The needs of the body are a reality in the human being. Man is not a being imprisoned in his body, but his life is in his body and from it. And through this body he expresses the meaning of his life. Thus he can consider the goal of his life to be food and desires, and limit his human goals to these needs. This man no longer has any responsibility or goal except to satisfy this body, and satisfaction here does not mean fulfilling a need, but rather filling himself with food to the point of gluttony instead of satiety, and satisfying sexual desires not to the point of human relationship but to the point of violence and selfishness. This body (a way of life) will not inherit the kingdom of God (1 Cor 15:50).

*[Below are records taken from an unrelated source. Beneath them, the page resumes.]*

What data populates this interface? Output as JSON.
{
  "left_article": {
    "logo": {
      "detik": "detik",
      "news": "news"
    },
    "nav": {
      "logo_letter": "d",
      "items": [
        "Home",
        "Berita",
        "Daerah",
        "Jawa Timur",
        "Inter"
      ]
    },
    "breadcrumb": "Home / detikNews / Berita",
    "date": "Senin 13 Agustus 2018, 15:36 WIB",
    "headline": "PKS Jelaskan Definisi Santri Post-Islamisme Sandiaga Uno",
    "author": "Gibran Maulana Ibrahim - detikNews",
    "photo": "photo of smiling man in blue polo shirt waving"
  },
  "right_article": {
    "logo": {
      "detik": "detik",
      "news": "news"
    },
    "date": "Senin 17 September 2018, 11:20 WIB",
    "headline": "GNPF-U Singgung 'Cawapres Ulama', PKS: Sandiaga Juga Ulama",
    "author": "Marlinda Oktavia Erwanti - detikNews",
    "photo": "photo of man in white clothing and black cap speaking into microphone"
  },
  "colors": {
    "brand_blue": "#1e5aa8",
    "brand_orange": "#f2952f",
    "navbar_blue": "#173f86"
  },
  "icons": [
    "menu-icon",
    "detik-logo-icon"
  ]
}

The needs of the body, the existential truth, when they are fulfilled in a way other than selfish satisfaction, that is, when we practice them within the limits of actual need and not within the framework of lust, when they remain a need and do not become an end, then they are pure and chaste, and then the body becomes for the Lord and the Lord for the body. Man lives in this body, giving it his needs, but instead of this body being a temple for all the gods of whims of gluttony, fornication, and violence of all kinds, it becomes a temple for the Holy Spirit.

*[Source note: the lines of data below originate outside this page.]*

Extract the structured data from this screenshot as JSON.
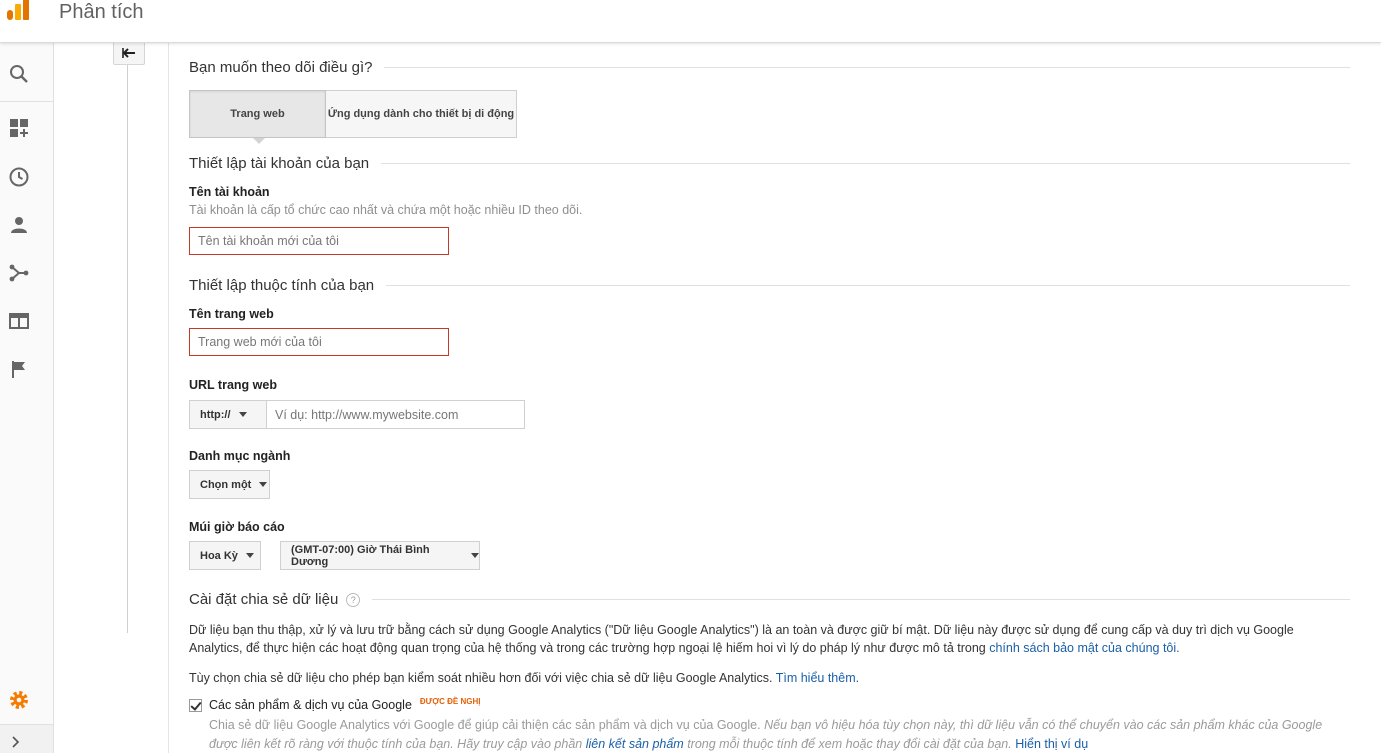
{
  "header": {
    "app_title": "Phân tích"
  },
  "rail": {
    "icons": [
      "search-icon",
      "dashboard-add-icon",
      "clock-icon",
      "person-icon",
      "acquisition-icon",
      "behavior-icon",
      "flag-icon",
      "gear-icon",
      "chevron-right-icon"
    ]
  },
  "form": {
    "track_question": "Bạn muốn theo dõi điều gì?",
    "track_options": [
      "Trang web",
      "Ứng dụng dành cho thiết bị di động"
    ],
    "account_section": "Thiết lập tài khoản của bạn",
    "account_name_label": "Tên tài khoản",
    "account_name_help": "Tài khoản là cấp tổ chức cao nhất và chứa một hoặc nhiều ID theo dõi.",
    "account_name_placeholder": "Tên tài khoản mới của tôi",
    "property_section": "Thiết lập thuộc tính của bạn",
    "site_name_label": "Tên trang web",
    "site_name_placeholder": "Trang web mới của tôi",
    "url_label": "URL trang web",
    "url_protocol": "http://",
    "url_placeholder": "Ví dụ: http://www.mywebsite.com",
    "industry_label": "Danh mục ngành",
    "industry_value": "Chọn một",
    "timezone_label": "Múi giờ báo cáo",
    "timezone_country": "Hoa Kỳ",
    "timezone_value": "(GMT-07:00) Giờ Thái Bình Dương",
    "sharing_section": "Cài đặt chia sẻ dữ liệu",
    "sharing_help_icon": "?"
  },
  "sharing": {
    "para1": "Dữ liệu bạn thu thập, xử lý và lưu trữ bằng cách sử dụng Google Analytics (\"Dữ liệu Google Analytics\") là an toàn và được giữ bí mật. Dữ liệu này được sử dụng để cung cấp và duy trì dịch vụ Google Analytics, để thực hiện các hoạt động quan trọng của hệ thống và trong các trường hợp ngoại lệ hiếm hoi vì lý do pháp lý như được mô tả trong",
    "privacy_link": "chính sách bảo mật của chúng tôi.",
    "para2": "Tùy chọn chia sẻ dữ liệu cho phép bạn kiểm soát nhiều hơn đối với việc chia sẻ dữ liệu Google Analytics.",
    "learn_more": "Tìm hiểu thêm.",
    "option1_label": "Các sản phẩm & dịch vụ của Google",
    "option1_badge": "ĐƯỢC ĐỀ NGHỊ",
    "option1_desc_a": "Chia sẻ dữ liệu Google Analytics với Google để giúp cải thiện các sản phẩm và dịch vụ của Google.",
    "option1_desc_b": "Nếu bạn vô hiệu hóa tùy chọn này, thì dữ liệu vẫn có thể chuyển vào các sản phẩm khác của Google được liên kết rõ ràng với thuộc tính của bạn. Hãy truy cập vào phần",
    "option1_link": "liên kết sản phẩm",
    "option1_desc_c": "trong mỗi thuộc tính để xem hoặc thay đổi cài đặt của bạn.",
    "option1_example": "Hiển thị ví dụ"
  },
  "colors": {
    "accent_orange": "#f57c00",
    "error_red": "#c53929",
    "link_blue": "#1a5fa8"
  }
}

The spiritual law, according to Paul, to make the body an instrument of dignity is: “Everything is permissible to me, but not everything is beneficial.” This is exactly what “fasting” means! We use everything not in its permissible form but in its appropriate framework. Is it permissible for me to eat not to the point of satiety but to the point of bloating? Yes, it is permissible. But it is not permissible. Because when this body makes its needs a burden on it, it cannot become a temple for the spirit, but then in violence. Thus, when we serve it in chastity, and chastity is the removal of the superfluous and unnecessary, the body can become an instrument of struggle to acquire the spirit, and it becomes a temple for it. That is why the Apostle Paul says, “I complete in my flesh what is lacking in the sufferings of Christ in his body,” and he says, “Now Christ is magnified in my flesh,” when his chains and sufferings become a call for testimony and evangelism for the sake of Christ. Man does not express his love for God “spiritually,” that is, in meanings, but also physically, that is, in prostrations and fastings. A man who is physically luxurious will not know God spiritually. The body is the tool of worship. A body that does not worship with chastity does not give us a soul or life, but rather leads us into a life of the “hollow” that revolves around foods and desires, and God will dispel these and those. If the body were not hungry, how could we fast? If it were not lustful, how could we be chaste? If it were not necessities and desires, there would be no struggle for chastity!

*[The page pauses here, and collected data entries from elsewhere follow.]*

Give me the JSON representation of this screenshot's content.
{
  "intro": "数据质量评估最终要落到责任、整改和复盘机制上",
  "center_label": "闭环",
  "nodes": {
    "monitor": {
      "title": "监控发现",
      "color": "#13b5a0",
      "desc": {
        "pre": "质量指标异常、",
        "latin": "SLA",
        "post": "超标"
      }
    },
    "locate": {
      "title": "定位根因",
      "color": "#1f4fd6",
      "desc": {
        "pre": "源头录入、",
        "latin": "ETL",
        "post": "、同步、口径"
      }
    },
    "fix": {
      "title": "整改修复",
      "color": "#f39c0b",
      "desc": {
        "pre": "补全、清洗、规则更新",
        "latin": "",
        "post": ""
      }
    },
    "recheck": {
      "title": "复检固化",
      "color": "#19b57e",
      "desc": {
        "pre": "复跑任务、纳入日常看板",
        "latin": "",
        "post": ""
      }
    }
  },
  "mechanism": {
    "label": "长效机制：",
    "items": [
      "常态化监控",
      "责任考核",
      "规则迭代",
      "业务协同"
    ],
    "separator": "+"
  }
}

So what is the standard for knowing what is “okay”? Where do we know that the need has been met and that what is beyond that limit is lust? What is the indicator that alerts us that the body is now a temple for the soul or is beginning to become a cavity for food?

The most important thing in man is his freedom, which is the standard of his spiritual life. There is nothing bad in this world except what enslaves man. A free man is a being who flies to heaven, but the burdens of desires hold him back. We can eat freely, but only to a limit without losing it. We can use anything to the limit beyond which it begins to dominate us. There we must be free from it in order to remain free. In this sense, the Lord said: “If your eye causes you to stumble, pluck it out; for it is better for you to enter heaven with one eye than to enter hell fire.” The warning line that alerts us to the need to rise above something and abandon it is the limit when this thing begins to entice us instead of serving us! Because our true passion should be the love of the divine, and everything else should be for the service of needs. What is required is for the heart to remain for the Lord, and the heart here means the goals and desires of man.

The body is not for fornication, but the body is for the Lord. If the needs of this body generate hunger in us, we will only satisfy the hunger and preserve the body by fasting for the Lord. If the body carries sexual desires, the Christian disciplines sex in marriage and preserves chastity. We give the body all its needs, but without these dominating our goals.